Berner Zeitung
- Type: Daily newspaper
- Owner(s): Tamedia (TX Group)
- Editor-in-chief: Simon Bärtschi
- Founded: 3 January 1979; 47 years ago
- Language: German
- Headquarters: Bern
- Country: Switzerland
- Circulation: 91 645 (2025)
- ISSN: 1660-685X
- OCLC number: 605915334
- Website: www.bernerzeitung.ch (in German)

= Berner Zeitung =

Swiss German-language daily newspaper

Berner Zeitung (literally: "Journal of Bern"), also branded as BZ, is a Swiss German-language daily newspaper, published by Tamedia, itself owned by TX Group, in Bern.

==History and profile==
Berner Zeitung was first issued on 3 January 1979. Four different papers led to the creation of the also called BZ: The Intelligenzblatt (1834), which was renamed Berner Tagblatt in 1888; The Emmenthaler Nachrichten (1883), the weekly newspaper of Emmenthal (1844) and the Neue Berner Zeitung (1919). When the Emmenthaler Blatt and the Neue Berner Zeitung were merged in 1973, Berner Zeitung was created. This paper merged with the daily news (former Emmenthaler Nachrichten) in 1977 creating the Berner Nachrichten, which was first released on 3 January 1979.

The first editor-in-chief was Peter Schindler who was in charge between 1979 and 1982. His successors were Urs P. Gasche (1982–1985), Ronald Roggen (1985–1986), Beat Hurni (1987–1996) and Andreas Z'Graggen (1996–2005).

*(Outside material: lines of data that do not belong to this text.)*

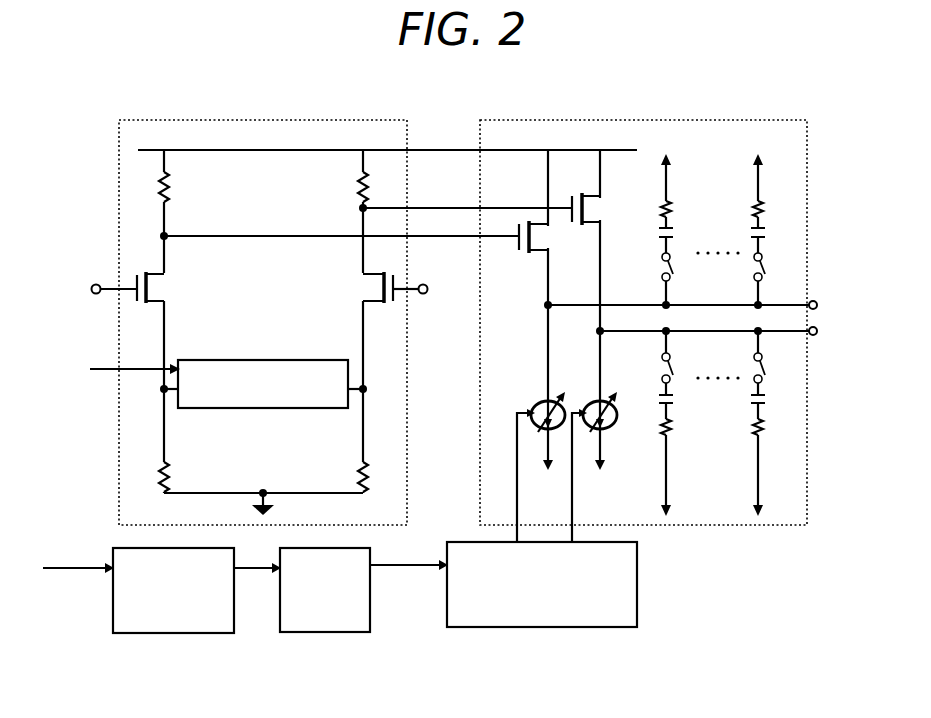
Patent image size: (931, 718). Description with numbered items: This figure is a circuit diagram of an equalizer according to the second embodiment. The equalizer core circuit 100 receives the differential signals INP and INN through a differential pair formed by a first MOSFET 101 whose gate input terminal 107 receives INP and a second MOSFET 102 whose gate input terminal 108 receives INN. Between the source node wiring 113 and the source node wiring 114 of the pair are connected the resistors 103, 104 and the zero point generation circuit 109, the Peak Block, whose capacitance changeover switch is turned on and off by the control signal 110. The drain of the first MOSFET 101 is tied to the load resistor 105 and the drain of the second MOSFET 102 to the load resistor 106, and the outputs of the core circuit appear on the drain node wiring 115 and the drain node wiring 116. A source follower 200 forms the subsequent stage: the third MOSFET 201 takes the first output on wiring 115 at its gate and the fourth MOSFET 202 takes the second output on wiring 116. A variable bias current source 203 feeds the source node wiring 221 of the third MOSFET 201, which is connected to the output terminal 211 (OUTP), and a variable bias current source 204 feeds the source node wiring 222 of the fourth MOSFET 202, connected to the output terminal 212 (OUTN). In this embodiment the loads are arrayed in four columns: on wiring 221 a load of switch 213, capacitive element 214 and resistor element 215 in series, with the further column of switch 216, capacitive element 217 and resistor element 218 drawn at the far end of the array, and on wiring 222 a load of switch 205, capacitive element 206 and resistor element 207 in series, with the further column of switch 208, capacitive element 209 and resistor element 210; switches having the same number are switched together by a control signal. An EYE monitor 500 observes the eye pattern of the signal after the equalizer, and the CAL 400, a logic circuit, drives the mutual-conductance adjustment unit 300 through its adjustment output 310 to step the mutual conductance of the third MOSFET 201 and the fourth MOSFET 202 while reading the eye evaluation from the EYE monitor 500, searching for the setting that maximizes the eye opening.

The equalizer core circuit 100 is at (262, 121).
The source follower 200 is at (658, 121).
The first MOSFET 101 is at (160, 294).
The second MOSFET 102 is at (368, 294).
The resistor 103 is at (158, 463).
The resistor 104 is at (372, 463).
The load resistor 105 is at (182, 191).
The load resistor 106 is at (348, 191).
The gate input terminal 107 is at (96, 283).
The gate input terminal 108 is at (425, 297).
The zero point generation circuit 109 is at (258, 362).
The control signal 110 is at (118, 358).
The source node wiring 113 is at (166, 425).
The source node wiring 114 is at (361, 425).
The drain node wiring 115 is at (455, 235).
The drain node wiring 116 is at (423, 207).
The third MOSFET 201 is at (538, 228).
The fourth MOSFET 202 is at (584, 204).
The variable bias current source 203 is at (552, 442).
The variable bias current source 204 is at (604, 442).
The ON/OFF switch 205 is at (662, 361).
The capacitive element 206 is at (662, 398).
The resistor element 207 is at (662, 431).
The ON/OFF switch 208 is at (752, 364).
The capacitive element 209 is at (749, 401).
The resistor element 210 is at (754, 436).
The output terminal 211 is at (816, 301).
The output terminal 212 is at (817, 336).
The switch 213 is at (662, 299).
The capacitive element 214 is at (662, 259).
The resistor element 215 is at (662, 208).
The switch SW4 upper 216 is at (755, 285).
The resistor REFN and capacitor CEFN upper 217 is at (750, 229).
The supply terminal of REFN branch 218 is at (760, 200).
The source node wiring 221 is at (547, 283).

Between 2006 and 2009 Markus Eisenhut und Michael Hug co-edited the paper until Eisenhut took over another paper called Tages-Anzeiger. Its publisher was Charles von Graffenried until his death on 4 July 2012. The paper is based in Bern and serves in the Espace Mittelland region and in the canton of Bern.

In December 2011, Espace Media announced that they were going to merge the Splitausgabe Oberaargau and the Langenthaler Tagblatt. The first issue of the BZ Langenthaler Tagblatt was published on 2 July 2012. The newspaper also publishes local editions in Thun (Thuner Tagblatt), Bernese Oberland (Berner Oberländer), and Solothurn (Solothurner Tagblatt).

==Circulation==
In 1997 Berner Zeitung had a circulation of 134,153 copies. The circulation of the paper was 163,000 copies in 2003. In 2005 its circulation was 196,000 copies. The 2006 circulation of the paper was 215,707 copies. In 2008 it was the third most read newspaper in the country with a circulation of 213,000 copies. The circulation of the paper was 208,694 copies in 2009.

In 2010 Berner Zeitung had a circulation of 181,705 copies. With a daily distribution of 174,162 copies in 2012, the newspaper was one of the largest daily newspapers in Switzerland and the leading newspaper in the Bern Canton.